The airline has just spent another US$120 million on expanding its motor maintenance services, has built three new MRO hangars, spent US$100 million for ground operation services like pilot and flight hostess training and expanded its catering services at a cost of US$2.5 million to increase its daily food production from 23,000 inflight meals daily to 80,000.
ET expects the catering expansion to be finished in two months time.
All these extra facilities are being built on its premises at Addis Ababa Bole International Airport.
The Vision 2025 plan aims to make Ethiopian Airlines the leading airline group in Africa in seven strategic business areas: international passenger service, regional service, cargo, MRO, aviation academy, inflight catering service and ground service.
While Ethiopian Airlines will probably continue to bag awards for its customer care and its expanding list of destinations, Gebremariam hinted that its biggest asset was its contribution to the Ethiopian government’s export drive.
With Ethiopia planning to dramatically increase its export of perishable items like flowers, fruits and meats, a new cargo terminal is being built at a total cost of US$650 million to increase annual cargo holding capacity by 600,000 tons to 1.2 million tons.

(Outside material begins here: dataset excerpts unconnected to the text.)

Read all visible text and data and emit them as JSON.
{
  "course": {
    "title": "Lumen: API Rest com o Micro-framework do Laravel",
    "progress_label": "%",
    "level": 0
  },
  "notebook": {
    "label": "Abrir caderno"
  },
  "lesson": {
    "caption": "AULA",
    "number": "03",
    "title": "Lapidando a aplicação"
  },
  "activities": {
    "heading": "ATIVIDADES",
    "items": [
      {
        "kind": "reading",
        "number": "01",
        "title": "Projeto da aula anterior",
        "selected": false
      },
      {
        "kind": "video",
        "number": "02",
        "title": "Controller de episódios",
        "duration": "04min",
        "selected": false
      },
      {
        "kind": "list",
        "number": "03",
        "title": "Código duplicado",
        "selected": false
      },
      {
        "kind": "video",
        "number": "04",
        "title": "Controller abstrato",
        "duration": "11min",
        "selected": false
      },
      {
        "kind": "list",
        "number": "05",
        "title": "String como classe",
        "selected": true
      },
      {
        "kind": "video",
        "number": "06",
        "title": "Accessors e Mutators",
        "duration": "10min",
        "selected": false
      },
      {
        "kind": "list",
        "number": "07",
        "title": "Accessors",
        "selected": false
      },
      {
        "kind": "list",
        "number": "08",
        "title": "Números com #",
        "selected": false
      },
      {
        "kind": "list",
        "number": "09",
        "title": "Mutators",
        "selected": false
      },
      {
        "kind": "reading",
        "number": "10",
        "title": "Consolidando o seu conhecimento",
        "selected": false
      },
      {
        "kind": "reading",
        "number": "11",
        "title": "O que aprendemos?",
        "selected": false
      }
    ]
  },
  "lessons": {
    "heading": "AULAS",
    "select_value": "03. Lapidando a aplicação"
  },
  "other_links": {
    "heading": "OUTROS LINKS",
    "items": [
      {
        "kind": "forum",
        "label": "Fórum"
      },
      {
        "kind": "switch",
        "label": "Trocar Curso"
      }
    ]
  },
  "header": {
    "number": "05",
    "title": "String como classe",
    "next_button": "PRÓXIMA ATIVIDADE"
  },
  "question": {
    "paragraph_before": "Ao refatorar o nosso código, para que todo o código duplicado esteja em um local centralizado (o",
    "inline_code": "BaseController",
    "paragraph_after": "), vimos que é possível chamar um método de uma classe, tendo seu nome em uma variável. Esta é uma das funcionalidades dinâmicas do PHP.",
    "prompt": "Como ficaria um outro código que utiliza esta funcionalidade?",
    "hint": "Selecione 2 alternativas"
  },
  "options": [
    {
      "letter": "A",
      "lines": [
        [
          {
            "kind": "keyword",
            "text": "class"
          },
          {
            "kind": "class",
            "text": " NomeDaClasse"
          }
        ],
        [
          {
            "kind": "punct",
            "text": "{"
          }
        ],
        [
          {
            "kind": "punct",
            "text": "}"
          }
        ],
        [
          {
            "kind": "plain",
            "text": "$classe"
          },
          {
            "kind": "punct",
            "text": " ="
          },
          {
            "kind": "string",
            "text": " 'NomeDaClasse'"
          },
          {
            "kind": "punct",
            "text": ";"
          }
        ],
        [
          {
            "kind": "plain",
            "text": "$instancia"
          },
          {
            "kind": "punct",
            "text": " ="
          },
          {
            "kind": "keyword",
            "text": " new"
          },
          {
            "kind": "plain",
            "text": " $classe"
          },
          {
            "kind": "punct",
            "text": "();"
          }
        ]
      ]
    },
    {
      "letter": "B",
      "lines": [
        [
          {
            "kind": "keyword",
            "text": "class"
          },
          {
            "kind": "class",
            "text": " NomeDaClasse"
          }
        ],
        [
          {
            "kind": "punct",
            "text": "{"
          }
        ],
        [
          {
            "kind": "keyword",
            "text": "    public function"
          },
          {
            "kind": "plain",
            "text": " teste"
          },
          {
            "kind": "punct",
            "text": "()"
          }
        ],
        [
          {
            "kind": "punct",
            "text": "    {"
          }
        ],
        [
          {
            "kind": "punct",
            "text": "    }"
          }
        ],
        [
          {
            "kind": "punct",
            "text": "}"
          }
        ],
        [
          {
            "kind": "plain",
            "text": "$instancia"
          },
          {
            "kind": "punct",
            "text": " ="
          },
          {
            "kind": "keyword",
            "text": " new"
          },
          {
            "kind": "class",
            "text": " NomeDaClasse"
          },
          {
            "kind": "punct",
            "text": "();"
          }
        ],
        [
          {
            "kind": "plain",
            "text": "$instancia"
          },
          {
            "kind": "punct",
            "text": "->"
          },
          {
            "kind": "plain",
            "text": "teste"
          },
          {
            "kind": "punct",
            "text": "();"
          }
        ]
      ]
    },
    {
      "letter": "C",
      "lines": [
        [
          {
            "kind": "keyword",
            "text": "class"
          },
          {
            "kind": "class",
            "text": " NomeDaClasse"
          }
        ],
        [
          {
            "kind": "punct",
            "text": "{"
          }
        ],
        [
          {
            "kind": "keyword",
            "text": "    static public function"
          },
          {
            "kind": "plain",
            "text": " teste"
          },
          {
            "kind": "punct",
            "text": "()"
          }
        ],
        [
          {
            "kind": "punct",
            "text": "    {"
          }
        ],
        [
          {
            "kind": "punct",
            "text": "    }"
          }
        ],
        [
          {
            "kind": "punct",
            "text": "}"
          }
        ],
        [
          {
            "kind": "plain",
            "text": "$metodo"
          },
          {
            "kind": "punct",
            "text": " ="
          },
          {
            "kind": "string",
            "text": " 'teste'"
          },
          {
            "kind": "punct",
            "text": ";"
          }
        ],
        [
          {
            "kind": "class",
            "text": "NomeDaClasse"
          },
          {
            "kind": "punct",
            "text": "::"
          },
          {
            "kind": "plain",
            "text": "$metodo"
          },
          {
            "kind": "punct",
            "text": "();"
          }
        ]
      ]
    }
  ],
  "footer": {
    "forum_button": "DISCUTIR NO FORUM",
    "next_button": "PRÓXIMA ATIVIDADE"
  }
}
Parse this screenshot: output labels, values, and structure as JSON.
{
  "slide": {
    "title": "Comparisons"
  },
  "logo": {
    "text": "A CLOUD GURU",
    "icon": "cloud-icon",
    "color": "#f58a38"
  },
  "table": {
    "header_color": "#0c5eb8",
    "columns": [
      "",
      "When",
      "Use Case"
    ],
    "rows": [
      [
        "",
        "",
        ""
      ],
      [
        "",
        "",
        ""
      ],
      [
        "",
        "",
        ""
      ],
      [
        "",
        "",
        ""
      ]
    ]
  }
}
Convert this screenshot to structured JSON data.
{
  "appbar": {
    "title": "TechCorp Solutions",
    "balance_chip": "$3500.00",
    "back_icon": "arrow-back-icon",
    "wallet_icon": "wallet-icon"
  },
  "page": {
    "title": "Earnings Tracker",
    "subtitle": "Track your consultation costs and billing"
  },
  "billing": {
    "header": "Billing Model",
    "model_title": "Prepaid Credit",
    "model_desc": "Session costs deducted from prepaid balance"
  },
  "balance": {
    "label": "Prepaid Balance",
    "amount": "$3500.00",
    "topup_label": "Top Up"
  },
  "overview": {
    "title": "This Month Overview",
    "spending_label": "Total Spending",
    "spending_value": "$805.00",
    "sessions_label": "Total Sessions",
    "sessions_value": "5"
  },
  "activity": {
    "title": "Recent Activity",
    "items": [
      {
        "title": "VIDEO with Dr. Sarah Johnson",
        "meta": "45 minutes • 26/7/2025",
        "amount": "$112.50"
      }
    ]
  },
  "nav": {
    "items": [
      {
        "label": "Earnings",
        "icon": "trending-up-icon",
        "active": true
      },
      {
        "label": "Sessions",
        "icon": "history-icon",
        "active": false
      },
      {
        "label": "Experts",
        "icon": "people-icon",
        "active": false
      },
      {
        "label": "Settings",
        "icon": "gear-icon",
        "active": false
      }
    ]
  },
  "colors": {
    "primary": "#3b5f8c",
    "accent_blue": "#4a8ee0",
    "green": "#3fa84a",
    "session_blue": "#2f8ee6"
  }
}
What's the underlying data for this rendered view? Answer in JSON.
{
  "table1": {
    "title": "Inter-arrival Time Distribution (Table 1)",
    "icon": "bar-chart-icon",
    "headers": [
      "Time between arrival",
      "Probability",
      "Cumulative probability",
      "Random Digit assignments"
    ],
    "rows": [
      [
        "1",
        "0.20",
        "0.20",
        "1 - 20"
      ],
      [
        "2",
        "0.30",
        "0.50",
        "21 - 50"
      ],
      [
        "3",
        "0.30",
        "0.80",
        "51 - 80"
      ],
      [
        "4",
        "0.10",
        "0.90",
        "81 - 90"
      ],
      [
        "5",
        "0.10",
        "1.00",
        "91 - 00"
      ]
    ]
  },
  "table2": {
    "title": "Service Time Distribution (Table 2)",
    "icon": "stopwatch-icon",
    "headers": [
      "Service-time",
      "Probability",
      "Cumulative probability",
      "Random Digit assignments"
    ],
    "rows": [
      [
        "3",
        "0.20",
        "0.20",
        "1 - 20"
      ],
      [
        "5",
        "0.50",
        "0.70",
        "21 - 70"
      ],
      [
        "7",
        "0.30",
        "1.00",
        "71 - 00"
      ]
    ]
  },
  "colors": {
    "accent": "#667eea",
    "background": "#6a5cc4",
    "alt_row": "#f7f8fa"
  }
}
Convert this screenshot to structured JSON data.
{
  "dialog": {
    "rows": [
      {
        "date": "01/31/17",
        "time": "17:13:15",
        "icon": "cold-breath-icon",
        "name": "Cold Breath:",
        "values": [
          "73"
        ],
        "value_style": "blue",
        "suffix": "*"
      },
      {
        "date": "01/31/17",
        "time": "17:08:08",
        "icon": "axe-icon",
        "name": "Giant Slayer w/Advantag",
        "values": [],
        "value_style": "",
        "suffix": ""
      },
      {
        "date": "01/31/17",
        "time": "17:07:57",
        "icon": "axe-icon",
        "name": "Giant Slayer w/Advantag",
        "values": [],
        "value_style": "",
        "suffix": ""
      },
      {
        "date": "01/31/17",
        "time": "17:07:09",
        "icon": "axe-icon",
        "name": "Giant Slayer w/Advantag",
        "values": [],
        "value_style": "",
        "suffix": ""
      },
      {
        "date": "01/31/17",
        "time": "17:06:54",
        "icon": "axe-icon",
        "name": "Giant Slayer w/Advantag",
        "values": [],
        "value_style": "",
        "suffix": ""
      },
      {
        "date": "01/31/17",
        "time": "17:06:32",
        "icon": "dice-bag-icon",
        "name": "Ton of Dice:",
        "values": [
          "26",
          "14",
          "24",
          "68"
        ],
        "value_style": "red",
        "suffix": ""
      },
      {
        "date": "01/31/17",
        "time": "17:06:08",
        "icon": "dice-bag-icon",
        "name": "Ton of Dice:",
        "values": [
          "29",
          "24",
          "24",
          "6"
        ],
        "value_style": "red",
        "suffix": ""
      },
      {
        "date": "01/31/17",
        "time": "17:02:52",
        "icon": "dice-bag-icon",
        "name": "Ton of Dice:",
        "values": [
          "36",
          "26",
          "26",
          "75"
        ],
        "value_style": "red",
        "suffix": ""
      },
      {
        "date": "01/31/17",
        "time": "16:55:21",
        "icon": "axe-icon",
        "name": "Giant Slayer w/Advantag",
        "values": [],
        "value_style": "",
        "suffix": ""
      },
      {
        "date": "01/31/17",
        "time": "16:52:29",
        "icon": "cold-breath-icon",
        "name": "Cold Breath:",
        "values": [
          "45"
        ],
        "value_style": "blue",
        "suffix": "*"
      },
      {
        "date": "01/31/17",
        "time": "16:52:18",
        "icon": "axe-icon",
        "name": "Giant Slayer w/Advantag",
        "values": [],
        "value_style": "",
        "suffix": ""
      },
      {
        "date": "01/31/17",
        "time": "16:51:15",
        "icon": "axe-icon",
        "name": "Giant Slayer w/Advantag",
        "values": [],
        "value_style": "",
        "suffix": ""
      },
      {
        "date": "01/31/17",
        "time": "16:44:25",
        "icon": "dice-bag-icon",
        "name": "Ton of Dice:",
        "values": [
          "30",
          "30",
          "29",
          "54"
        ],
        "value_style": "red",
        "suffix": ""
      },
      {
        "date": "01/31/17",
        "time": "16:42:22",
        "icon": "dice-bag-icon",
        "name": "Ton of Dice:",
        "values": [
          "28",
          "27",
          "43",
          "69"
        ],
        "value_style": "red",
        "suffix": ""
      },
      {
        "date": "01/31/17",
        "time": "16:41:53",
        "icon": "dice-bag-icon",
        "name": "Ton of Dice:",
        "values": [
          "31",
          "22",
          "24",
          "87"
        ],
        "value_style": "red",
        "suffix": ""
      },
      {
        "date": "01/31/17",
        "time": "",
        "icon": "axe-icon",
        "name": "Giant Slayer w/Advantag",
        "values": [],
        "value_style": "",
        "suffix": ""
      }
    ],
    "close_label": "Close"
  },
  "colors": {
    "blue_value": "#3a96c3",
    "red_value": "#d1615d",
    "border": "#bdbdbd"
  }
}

Gebremariam said the airline could not only can help meet the country’s development goals, but indirectly boost employment and tourism potential.
But he recently told visiting Ethiopian parliamentarians that the airline could only do so much, pointing out how far Ethiopia still had to go in developing its roads, water, electricity and telecoms.
He said Ethiopian Airlines was also be keen to further its interests in other airlines, with stakes already in West Africa-based aircarrier ASKY airlines, Air Malawi and Air Rwanda.